À présent réparties entre la bibliothèque municipale et les musées bisontins, ces richesses sont conservées de son vivant sur deux niveaux, dans le logis abbatial contigu au monastère11. À l’étage inférieur, une haute armoire de noyer, ferrée et fermée à clé, abrite les papiers des Granvelle. Les livres les plus précieux sont placés dans un cabinet attenant. À l’étage supérieur, la bibliothèque comporte plus de 1 500 volumes imprimés et 155 manuscrits. Les fenêtres ouvrent sur les jardins de l’abbaye. Aux murs, onze tableaux, parmi lesquels se distinguent les portraits de Nicolas Perrenot de Granvelle, qu’on attribue au Titien (1488-1576), de son fils le cardinal Antoine de Granvelle, de l’ambassadeur Simon Renard et de son épouse Jeanne Lullier, les deux derniers étant attribués au peintre néerlandais Anthonis Mor (1520-1578)12. Ces trésors sont mis à la disposition des érudits de passage, dont le fameux Mabillon (1632-1707), l’un des fondateurs de la science historique française.
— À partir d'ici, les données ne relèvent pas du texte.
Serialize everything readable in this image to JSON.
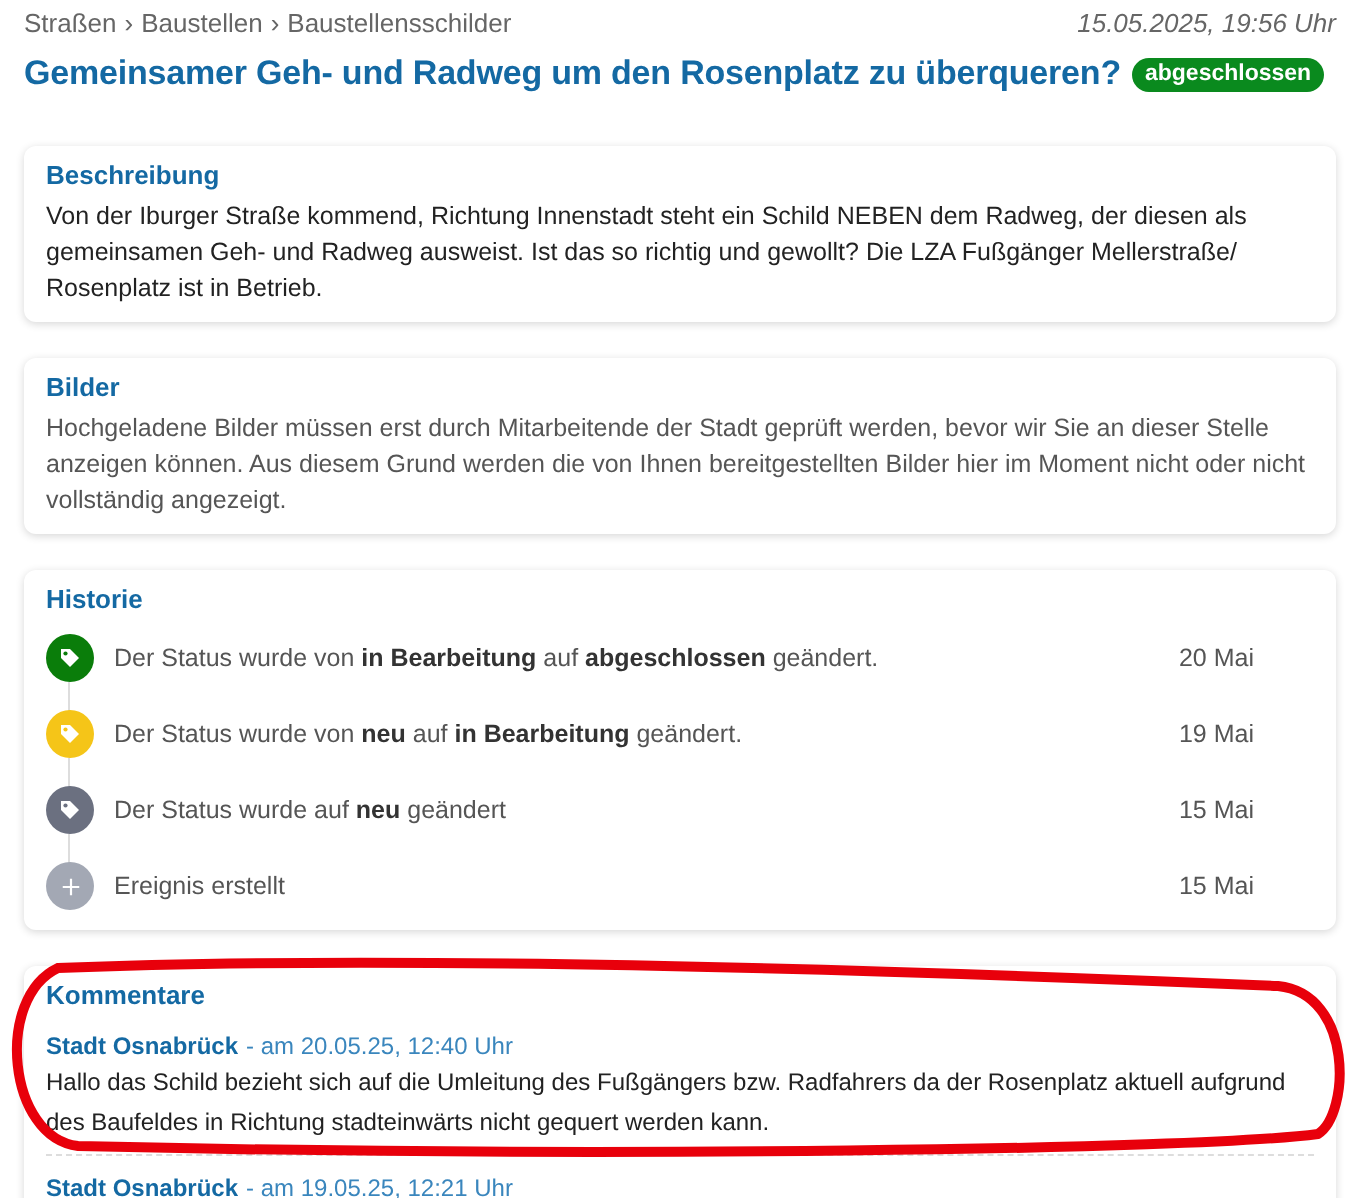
{
  "breadcrumb": [
    "Straßen",
    "Baustellen",
    "Baustellensschilder"
  ],
  "breadcrumb_separator": "›",
  "timestamp": "15.05.2025, 19:56 Uhr",
  "title": "Gemeinsamer Geh- und Radweg um den Rosenplatz zu überqueren?",
  "status_badge": "abgeschlossen",
  "description": {
    "heading": "Beschreibung",
    "text": "Von der Iburger Straße kommend, Richtung Innenstadt steht ein Schild NEBEN dem Radweg, der diesen als gemeinsamen Geh- und Radweg ausweist. Ist das so richtig und gewollt? Die LZA Fußgänger Mellerstraße/ Rosenplatz ist in Betrieb."
  },
  "images": {
    "heading": "Bilder",
    "text": "Hochgeladene Bilder müssen erst durch Mitarbeitende der Stadt geprüft werden, bevor wir Sie an dieser Stelle anzeigen können. Aus diesem Grund werden die von Ihnen bereitgestellten Bilder hier im Moment nicht oder nicht vollständig angezeigt."
  },
  "history": {
    "heading": "Historie",
    "events": [
      {
        "kind": "status",
        "color": "#0a7d0a",
        "text": "Der Status wurde von **in Bearbeitung** auf **abgeschlossen** geändert.",
        "date": "20 Mai"
      },
      {
        "kind": "status",
        "color": "#f5c518",
        "text": "Der Status wurde von **neu** auf **in Bearbeitung** geändert.",
        "date": "19 Mai"
      },
      {
        "kind": "status",
        "color": "#6b7080",
        "text": "Der Status wurde auf **neu** geändert",
        "date": "15 Mai"
      },
      {
        "kind": "created",
        "color": "#a3a8b4",
        "text": "Ereignis erstellt",
        "date": "15 Mai"
      }
    ]
  },
  "comments": {
    "heading": "Kommentare",
    "items": [
      {
        "author": "Stadt Osnabrück",
        "date": "- am 20.05.25, 12:40 Uhr",
        "text": "Hallo das Schild bezieht sich auf die Umleitung des Fußgängers bzw. Radfahrers da der Rosenplatz aktuell aufgrund des Baufeldes in Richtung stadteinwärts nicht gequert werden kann."
      },
      {
        "author": "Stadt Osnabrück",
        "date": "- am 19.05.25, 12:21 Uhr"
      }
    ]
  },
  "annotations": [
    {
      "kind": "ellipse",
      "color": "#e8000b"
    }
  ]
}
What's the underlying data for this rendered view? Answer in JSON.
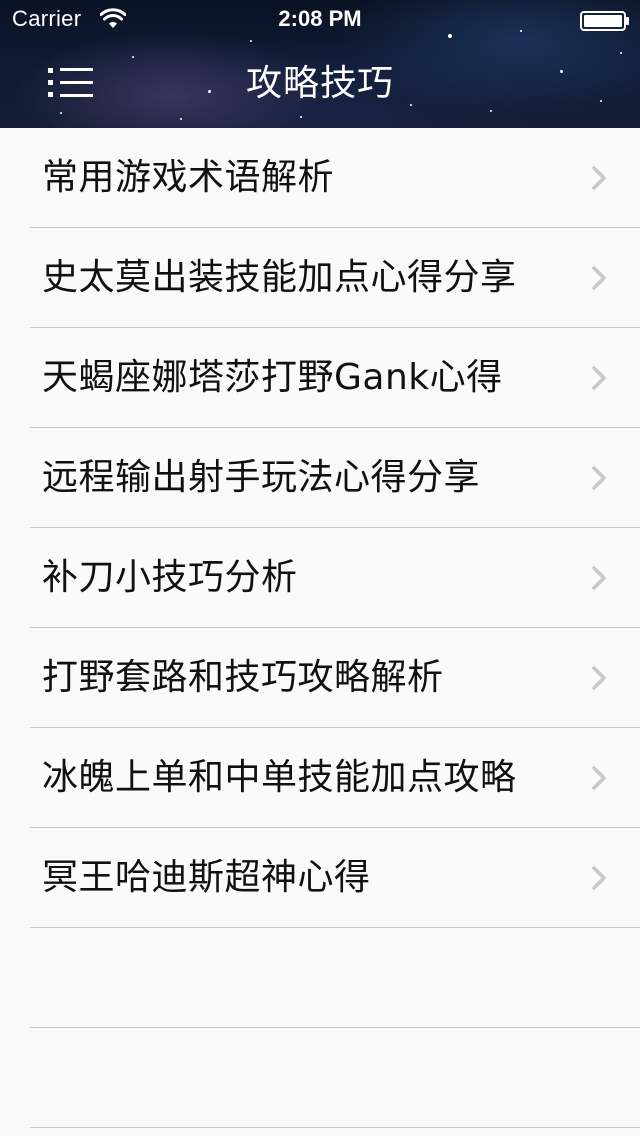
{
  "status_bar": {
    "carrier": "Carrier",
    "time": "2:08 PM",
    "wifi_icon": "wifi-icon",
    "battery_icon": "battery-icon"
  },
  "nav": {
    "title": "攻略技巧",
    "menu_icon": "list-menu-icon"
  },
  "list": {
    "items": [
      {
        "label": "常用游戏术语解析"
      },
      {
        "label": "史太莫出装技能加点心得分享"
      },
      {
        "label": "天蝎座娜塔莎打野Gank心得"
      },
      {
        "label": "远程输出射手玩法心得分享"
      },
      {
        "label": "补刀小技巧分析"
      },
      {
        "label": "打野套路和技巧攻略解析"
      },
      {
        "label": "冰魄上单和中单技能加点攻略"
      },
      {
        "label": "冥王哈迪斯超神心得"
      }
    ],
    "chevron_icon": "chevron-right-icon"
  },
  "colors": {
    "header_bg": "#0f1c36",
    "list_bg": "#fbfafb",
    "separator": "#c9c9cd",
    "chevron": "#c7c7cc",
    "text": "#111111"
  }
}
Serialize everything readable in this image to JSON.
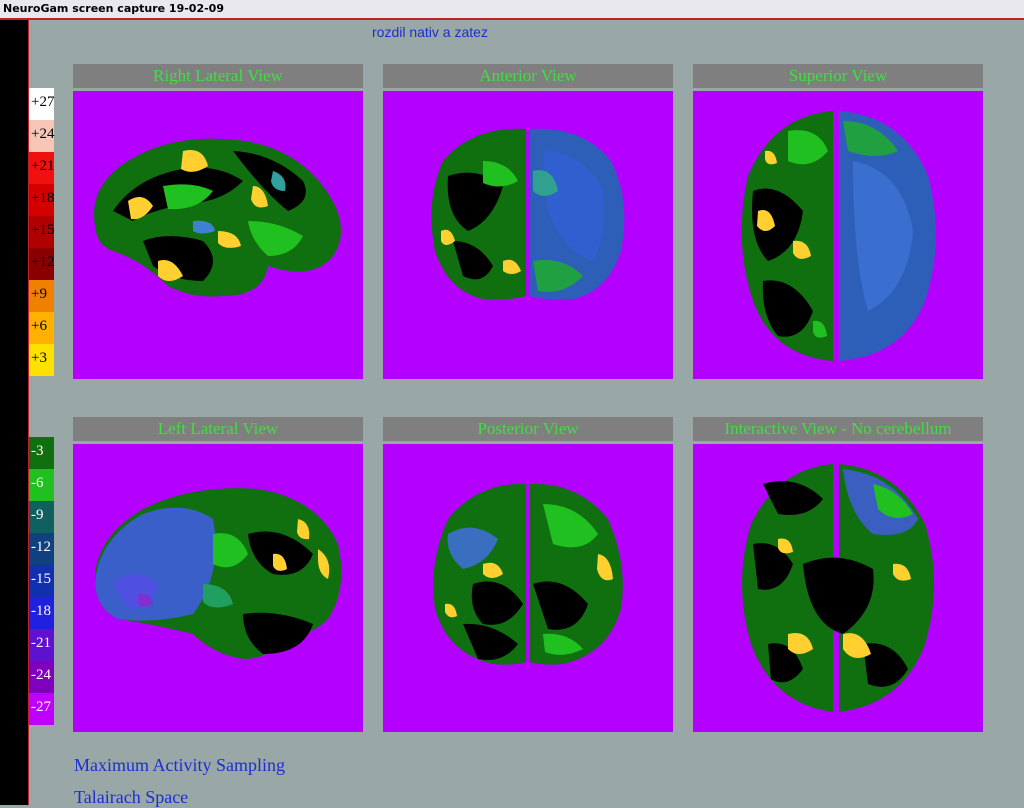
{
  "window": {
    "title": "NeuroGam screen capture 19-02-09"
  },
  "subtitle": "rozdil nativ a zatez",
  "scale_positive": [
    {
      "label": "+27",
      "color": "#ffffff",
      "text_color": "#000000"
    },
    {
      "label": "+24",
      "color": "#f7c6b6",
      "text_color": "#000000"
    },
    {
      "label": "+21",
      "color": "#f01010",
      "text_color": "#000000"
    },
    {
      "label": "+18",
      "color": "#d40000",
      "text_color": "#000000"
    },
    {
      "label": "+15",
      "color": "#b00000",
      "text_color": "#000000"
    },
    {
      "label": "+12",
      "color": "#8a0000",
      "text_color": "#000000"
    },
    {
      "label": "+9",
      "color": "#f08000",
      "text_color": "#000000"
    },
    {
      "label": "+6",
      "color": "#ffb000",
      "text_color": "#000000"
    },
    {
      "label": "+3",
      "color": "#ffe000",
      "text_color": "#000000"
    }
  ],
  "scale_negative": [
    {
      "label": "-3",
      "color": "#107010",
      "text_color": "#ffffff"
    },
    {
      "label": "-6",
      "color": "#20c020",
      "text_color": "#ffffff"
    },
    {
      "label": "-9",
      "color": "#106060",
      "text_color": "#ffffff"
    },
    {
      "label": "-12",
      "color": "#104080",
      "text_color": "#ffffff"
    },
    {
      "label": "-15",
      "color": "#1030b0",
      "text_color": "#ffffff"
    },
    {
      "label": "-18",
      "color": "#2020e0",
      "text_color": "#ffffff"
    },
    {
      "label": "-21",
      "color": "#6010d0",
      "text_color": "#ffffff"
    },
    {
      "label": "-24",
      "color": "#8000c0",
      "text_color": "#ffffff"
    },
    {
      "label": "-27",
      "color": "#c000ff",
      "text_color": "#ffffff"
    }
  ],
  "views": [
    {
      "title": "Right Lateral View"
    },
    {
      "title": "Anterior View"
    },
    {
      "title": "Superior View"
    },
    {
      "title": "Left Lateral View"
    },
    {
      "title": "Posterior View"
    },
    {
      "title": "Interactive View - No cerebellum"
    }
  ],
  "footer": {
    "line1": "Maximum Activity Sampling",
    "line2": "Talairach Space"
  },
  "colors": {
    "panel_bg": "#b400ff",
    "title_bar": "#7f7f7f",
    "title_text": "#3fe03f",
    "body_bg": "#9aa7a7"
  }
}
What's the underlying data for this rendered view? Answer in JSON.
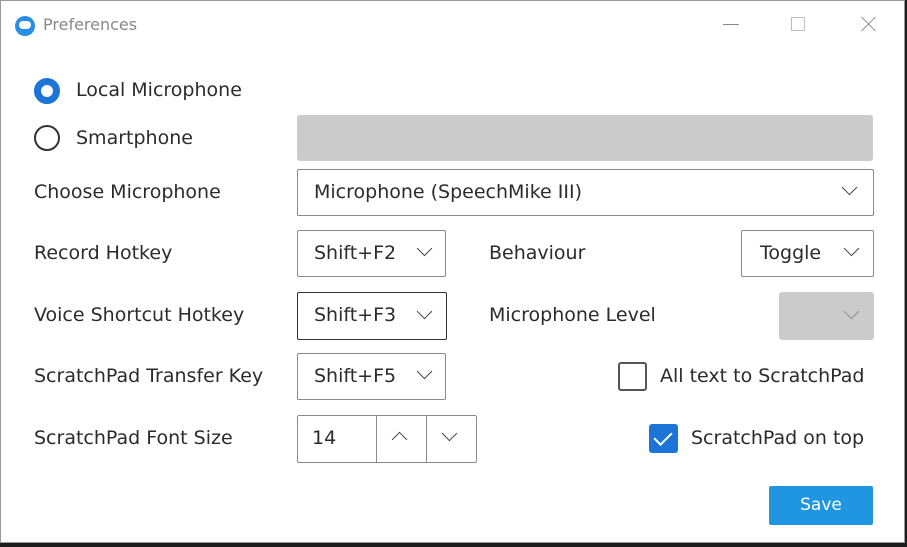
{
  "window": {
    "title": "Preferences"
  },
  "source": {
    "local_label": "Local Microphone",
    "smartphone_label": "Smartphone",
    "selected": "local",
    "smartphone_value": ""
  },
  "microphone": {
    "label": "Choose Microphone",
    "value": "Microphone (SpeechMike III)"
  },
  "record_hotkey": {
    "label": "Record Hotkey",
    "value": "Shift+F2"
  },
  "behaviour": {
    "label": "Behaviour",
    "value": "Toggle"
  },
  "voice_hotkey": {
    "label": "Voice Shortcut Hotkey",
    "value": "Shift+F3"
  },
  "mic_level": {
    "label": "Microphone Level",
    "value": ""
  },
  "transfer_key": {
    "label": "ScratchPad Transfer Key",
    "value": "Shift+F5"
  },
  "all_text": {
    "label": "All text to ScratchPad",
    "checked": false
  },
  "font_size": {
    "label": "ScratchPad Font Size",
    "value": "14"
  },
  "on_top": {
    "label": "ScratchPad on top",
    "checked": true
  },
  "save_label": "Save",
  "colors": {
    "accent": "#1b74d6",
    "save_button": "#2196e0",
    "disabled": "#cbcbcb"
  }
}
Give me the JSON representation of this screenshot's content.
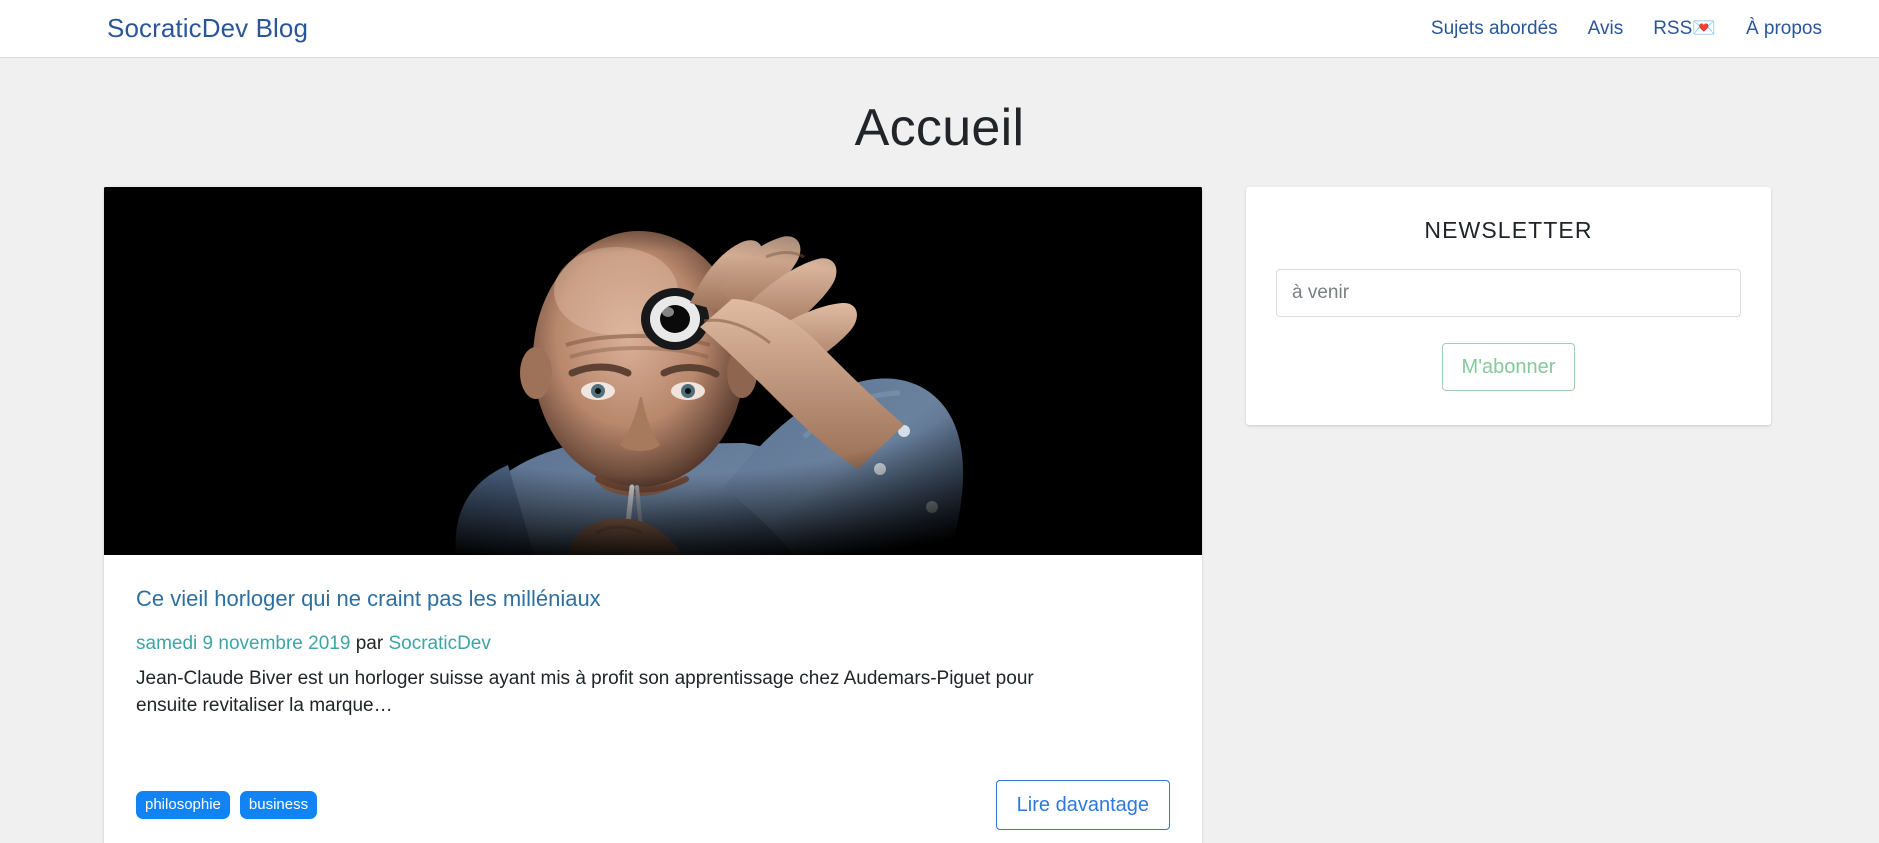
{
  "site": {
    "brand": "SocraticDev Blog"
  },
  "nav": {
    "items": [
      {
        "label": "Sujets abordés",
        "name": "nav-link-topics"
      },
      {
        "label": "Avis",
        "name": "nav-link-reviews"
      },
      {
        "label": "RSS",
        "icon": "love-letter-emoji",
        "icon_glyph": "💌",
        "name": "nav-link-rss"
      },
      {
        "label": "À propos",
        "name": "nav-link-about"
      }
    ]
  },
  "page": {
    "title": "Accueil"
  },
  "article": {
    "image_alt": "Portrait d'un horloger chauve tenant une loupe d'horloger devant son front, fond noir",
    "title": "Ce vieil horloger qui ne craint pas les milléniaux",
    "date": "samedi 9 novembre 2019",
    "by_label": "par",
    "author": "SocraticDev",
    "excerpt": "Jean-Claude Biver est un horloger suisse ayant mis à profit son apprentissage chez Audemars-Piguet pour ensuite revitaliser la marque…",
    "tags": [
      "philosophie",
      "business"
    ],
    "read_more_label": "Lire davantage"
  },
  "newsletter": {
    "heading": "NEWSLETTER",
    "input_value": "",
    "input_placeholder": "à venir",
    "subscribe_label": "M'abonner"
  },
  "colors": {
    "brand_blue": "#2a5599",
    "link_blue": "#2f6f9f",
    "meta_teal": "#3ca5a5",
    "tag_blue": "#1283f5",
    "button_blue": "#2f77e0",
    "subscribe_green": "#83c99a",
    "page_bg": "#f0f0f0",
    "card_bg": "#ffffff"
  }
}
En 1691, dans le contexte du transfert de l’université de Dole à Besançon, Jean-Baptiste Boisot envisage de léguer sa bibliothèque à cette institution13. Le projet n’aboutit pas, et c’est aux religieux de son abbaye qu’il confie celle-ci ainsi que sa collection, une semaine avant son trépas, par son testament daté du 27 novembre 1694, sous condition d’en permettre l’accès au public. Ainsi, de 1696 à 1791, rayonne l’une des plus anciennes bibliothèques publiques de France. Aux XIXe et XXe siècles, les archives des Granvelle se révèlent d’une importance majeure pour les historiens de la jeune nation belge. Lucien Febvre (1878-1956), cofondateur du courant historique des Annales, y puise maints matériaux pour sa thèse consacrée à Philippe II et la Franche-Comté, publiée en 1911.